The way the arches swooped down to continue their circles—!
We walked to the Arc de Triomphe.
I really liked the Arc de Triomphe a lot. Did Napoleon make it? I don’t know.
We had to figure out how to get there. It’s in the middle of the Place de Charles de Gaulle. We eventually found the stairs. They went to a tunnel that went under the roundabout.
The underside of the Arc de Triomphe was beautiful, chérie. The fleurs whose name I should know but I forget. I stood on the worn bronze eagle in the middle and looked up and marveled at the stonework. I turned behind me and saw the eternal flame and read “Ici repose un soldat français mort pour la patrie 1914-1918” and I was unexpectedly almost moved to tears.
(The way that the talk to people who have died for the patrie!)

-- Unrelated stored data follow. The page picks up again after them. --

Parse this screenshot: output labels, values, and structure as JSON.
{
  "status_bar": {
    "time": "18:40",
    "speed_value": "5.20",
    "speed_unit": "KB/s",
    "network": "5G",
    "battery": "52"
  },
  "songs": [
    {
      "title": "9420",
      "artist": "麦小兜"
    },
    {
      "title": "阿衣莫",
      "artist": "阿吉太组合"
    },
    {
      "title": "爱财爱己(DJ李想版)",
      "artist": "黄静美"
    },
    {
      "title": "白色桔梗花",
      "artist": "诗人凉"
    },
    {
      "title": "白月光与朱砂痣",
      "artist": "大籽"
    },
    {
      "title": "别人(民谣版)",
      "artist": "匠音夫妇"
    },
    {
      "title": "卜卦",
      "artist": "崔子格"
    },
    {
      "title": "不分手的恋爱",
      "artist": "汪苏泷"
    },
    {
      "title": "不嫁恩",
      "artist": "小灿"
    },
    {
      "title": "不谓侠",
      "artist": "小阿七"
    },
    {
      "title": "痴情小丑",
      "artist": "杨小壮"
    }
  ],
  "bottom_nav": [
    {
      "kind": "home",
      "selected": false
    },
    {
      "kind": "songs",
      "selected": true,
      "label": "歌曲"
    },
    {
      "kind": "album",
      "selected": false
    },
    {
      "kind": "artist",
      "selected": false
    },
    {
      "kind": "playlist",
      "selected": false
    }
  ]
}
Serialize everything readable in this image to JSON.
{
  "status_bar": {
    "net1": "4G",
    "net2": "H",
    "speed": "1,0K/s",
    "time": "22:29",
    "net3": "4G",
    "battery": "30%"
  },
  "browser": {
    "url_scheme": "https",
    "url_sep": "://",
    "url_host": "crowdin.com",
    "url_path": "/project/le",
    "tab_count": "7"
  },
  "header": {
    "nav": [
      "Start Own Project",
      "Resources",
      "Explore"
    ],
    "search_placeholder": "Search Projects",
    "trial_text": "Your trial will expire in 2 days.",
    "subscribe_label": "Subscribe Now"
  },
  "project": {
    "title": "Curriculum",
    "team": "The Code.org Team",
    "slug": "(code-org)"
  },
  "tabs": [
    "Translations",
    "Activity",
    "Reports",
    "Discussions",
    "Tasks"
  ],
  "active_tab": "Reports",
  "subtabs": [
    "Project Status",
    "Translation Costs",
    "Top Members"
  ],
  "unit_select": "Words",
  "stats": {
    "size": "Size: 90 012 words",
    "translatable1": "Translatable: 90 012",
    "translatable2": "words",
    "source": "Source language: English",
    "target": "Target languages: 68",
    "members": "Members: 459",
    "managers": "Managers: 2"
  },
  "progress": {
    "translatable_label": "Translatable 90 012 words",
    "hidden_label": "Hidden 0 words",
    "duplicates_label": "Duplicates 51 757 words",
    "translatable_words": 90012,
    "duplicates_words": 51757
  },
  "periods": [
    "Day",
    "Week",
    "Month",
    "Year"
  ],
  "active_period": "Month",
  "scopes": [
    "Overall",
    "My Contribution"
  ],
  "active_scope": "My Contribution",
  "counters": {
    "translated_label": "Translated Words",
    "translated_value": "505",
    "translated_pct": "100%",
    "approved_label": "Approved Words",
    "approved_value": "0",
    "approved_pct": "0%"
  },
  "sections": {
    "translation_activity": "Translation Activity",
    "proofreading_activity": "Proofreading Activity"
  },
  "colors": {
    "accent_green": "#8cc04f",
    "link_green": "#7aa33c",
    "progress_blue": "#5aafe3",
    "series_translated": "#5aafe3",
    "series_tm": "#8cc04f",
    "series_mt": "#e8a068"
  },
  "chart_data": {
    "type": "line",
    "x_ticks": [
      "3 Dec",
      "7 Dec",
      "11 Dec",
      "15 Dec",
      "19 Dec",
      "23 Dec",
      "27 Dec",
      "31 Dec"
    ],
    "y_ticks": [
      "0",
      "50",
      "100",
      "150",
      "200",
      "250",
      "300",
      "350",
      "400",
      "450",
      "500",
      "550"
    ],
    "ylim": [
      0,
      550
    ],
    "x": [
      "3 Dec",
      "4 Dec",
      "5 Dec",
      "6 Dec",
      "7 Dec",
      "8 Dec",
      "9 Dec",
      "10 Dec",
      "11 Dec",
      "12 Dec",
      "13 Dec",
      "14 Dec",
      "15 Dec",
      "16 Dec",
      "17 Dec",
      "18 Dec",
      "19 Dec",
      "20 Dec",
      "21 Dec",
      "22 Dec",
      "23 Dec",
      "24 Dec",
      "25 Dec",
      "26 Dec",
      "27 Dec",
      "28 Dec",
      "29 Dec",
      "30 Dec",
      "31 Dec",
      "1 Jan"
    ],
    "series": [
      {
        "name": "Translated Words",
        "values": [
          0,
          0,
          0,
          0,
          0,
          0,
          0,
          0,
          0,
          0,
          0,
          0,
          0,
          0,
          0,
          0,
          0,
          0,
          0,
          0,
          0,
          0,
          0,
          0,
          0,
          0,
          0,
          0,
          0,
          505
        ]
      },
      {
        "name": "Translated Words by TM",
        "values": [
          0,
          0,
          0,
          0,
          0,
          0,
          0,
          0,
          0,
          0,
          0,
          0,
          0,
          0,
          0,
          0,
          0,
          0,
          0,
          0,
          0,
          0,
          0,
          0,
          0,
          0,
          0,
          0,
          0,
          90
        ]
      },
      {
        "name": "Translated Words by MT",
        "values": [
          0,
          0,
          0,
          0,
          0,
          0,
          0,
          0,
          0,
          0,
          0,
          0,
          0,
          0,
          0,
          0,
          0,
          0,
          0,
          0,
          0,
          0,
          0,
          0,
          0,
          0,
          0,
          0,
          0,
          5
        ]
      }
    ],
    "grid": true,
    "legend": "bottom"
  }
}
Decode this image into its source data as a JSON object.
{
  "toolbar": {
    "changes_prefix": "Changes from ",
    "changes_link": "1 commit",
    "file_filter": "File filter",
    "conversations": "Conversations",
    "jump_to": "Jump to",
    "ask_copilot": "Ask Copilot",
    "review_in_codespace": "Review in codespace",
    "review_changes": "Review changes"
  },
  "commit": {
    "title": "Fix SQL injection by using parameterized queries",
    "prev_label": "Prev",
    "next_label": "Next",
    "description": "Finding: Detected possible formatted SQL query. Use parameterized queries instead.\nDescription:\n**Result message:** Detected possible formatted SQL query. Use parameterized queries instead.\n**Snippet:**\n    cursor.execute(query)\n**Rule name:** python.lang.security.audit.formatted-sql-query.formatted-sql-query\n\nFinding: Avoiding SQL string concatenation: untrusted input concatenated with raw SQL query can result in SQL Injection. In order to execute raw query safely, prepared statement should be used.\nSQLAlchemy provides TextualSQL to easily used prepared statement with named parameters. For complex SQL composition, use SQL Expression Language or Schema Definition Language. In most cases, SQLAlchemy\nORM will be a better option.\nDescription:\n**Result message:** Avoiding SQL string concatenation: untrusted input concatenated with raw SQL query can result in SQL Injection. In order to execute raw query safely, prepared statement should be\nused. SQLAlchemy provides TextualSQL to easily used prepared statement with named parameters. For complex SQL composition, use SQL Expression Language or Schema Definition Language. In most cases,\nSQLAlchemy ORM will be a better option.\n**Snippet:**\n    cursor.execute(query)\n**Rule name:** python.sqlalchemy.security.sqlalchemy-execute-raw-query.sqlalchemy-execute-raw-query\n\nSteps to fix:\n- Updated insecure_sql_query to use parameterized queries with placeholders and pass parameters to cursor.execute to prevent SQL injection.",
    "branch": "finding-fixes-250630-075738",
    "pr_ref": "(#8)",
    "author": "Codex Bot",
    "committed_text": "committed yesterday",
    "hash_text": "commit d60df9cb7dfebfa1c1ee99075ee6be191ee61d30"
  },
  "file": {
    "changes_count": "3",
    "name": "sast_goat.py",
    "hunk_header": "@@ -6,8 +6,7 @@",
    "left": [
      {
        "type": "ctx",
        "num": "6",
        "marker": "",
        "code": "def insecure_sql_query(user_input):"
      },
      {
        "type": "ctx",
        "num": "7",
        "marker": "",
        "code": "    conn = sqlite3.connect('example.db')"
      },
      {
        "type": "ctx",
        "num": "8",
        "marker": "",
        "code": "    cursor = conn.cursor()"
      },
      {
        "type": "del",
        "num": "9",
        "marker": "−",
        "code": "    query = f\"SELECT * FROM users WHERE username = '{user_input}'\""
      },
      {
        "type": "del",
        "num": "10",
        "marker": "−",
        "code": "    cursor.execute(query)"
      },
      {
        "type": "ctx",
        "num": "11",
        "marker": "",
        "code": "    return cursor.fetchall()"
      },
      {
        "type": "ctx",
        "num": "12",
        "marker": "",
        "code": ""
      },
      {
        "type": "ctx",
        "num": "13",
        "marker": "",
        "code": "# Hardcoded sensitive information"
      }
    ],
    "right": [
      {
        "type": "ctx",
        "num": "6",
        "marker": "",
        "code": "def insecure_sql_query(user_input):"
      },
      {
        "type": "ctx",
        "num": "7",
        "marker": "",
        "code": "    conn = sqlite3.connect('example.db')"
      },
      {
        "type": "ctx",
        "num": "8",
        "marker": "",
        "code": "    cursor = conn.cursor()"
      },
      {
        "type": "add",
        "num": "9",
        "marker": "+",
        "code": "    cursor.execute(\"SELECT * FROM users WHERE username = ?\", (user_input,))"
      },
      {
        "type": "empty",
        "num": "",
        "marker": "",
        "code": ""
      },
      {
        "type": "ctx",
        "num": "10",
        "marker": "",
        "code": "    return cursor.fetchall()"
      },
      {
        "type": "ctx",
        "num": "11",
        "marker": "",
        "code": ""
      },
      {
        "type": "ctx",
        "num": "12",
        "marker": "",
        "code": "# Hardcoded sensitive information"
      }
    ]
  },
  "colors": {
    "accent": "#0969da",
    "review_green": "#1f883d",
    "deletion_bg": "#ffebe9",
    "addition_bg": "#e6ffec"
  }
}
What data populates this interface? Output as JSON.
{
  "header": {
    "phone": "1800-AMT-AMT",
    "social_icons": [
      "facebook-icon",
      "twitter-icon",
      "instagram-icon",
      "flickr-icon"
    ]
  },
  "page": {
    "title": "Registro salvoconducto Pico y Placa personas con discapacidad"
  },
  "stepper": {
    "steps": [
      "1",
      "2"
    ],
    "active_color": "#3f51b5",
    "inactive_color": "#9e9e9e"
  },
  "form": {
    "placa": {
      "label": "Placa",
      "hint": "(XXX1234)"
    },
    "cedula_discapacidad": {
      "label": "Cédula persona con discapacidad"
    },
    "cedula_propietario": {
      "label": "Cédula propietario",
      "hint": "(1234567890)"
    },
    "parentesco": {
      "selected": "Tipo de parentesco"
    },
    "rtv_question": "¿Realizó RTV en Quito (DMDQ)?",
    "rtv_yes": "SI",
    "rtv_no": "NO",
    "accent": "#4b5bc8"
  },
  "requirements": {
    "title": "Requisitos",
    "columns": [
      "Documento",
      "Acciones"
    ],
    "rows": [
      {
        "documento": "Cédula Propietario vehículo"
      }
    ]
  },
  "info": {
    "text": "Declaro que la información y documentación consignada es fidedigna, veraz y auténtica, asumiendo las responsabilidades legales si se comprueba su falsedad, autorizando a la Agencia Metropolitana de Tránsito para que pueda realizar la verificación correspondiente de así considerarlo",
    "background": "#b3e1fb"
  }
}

I saw that one statue, the haut-relief on the right front side, Nike, Winged Victory, Liberty Leading the People, and their eyes, chérie, I have never seen anything like the wild and desperate look in their eyes.
I sketched it and felt bad that Caitlin had to wait for me, and a little kid came and watched over my shoulder.
That was it for the sightseeing, really. We walked down the Champs-Elysées, big shopping center like other big cities I’ve seen and beautiful people and beggars laid against the ground, do not look at me, I am not worthy, here is my shaking cup, unclean, unclean.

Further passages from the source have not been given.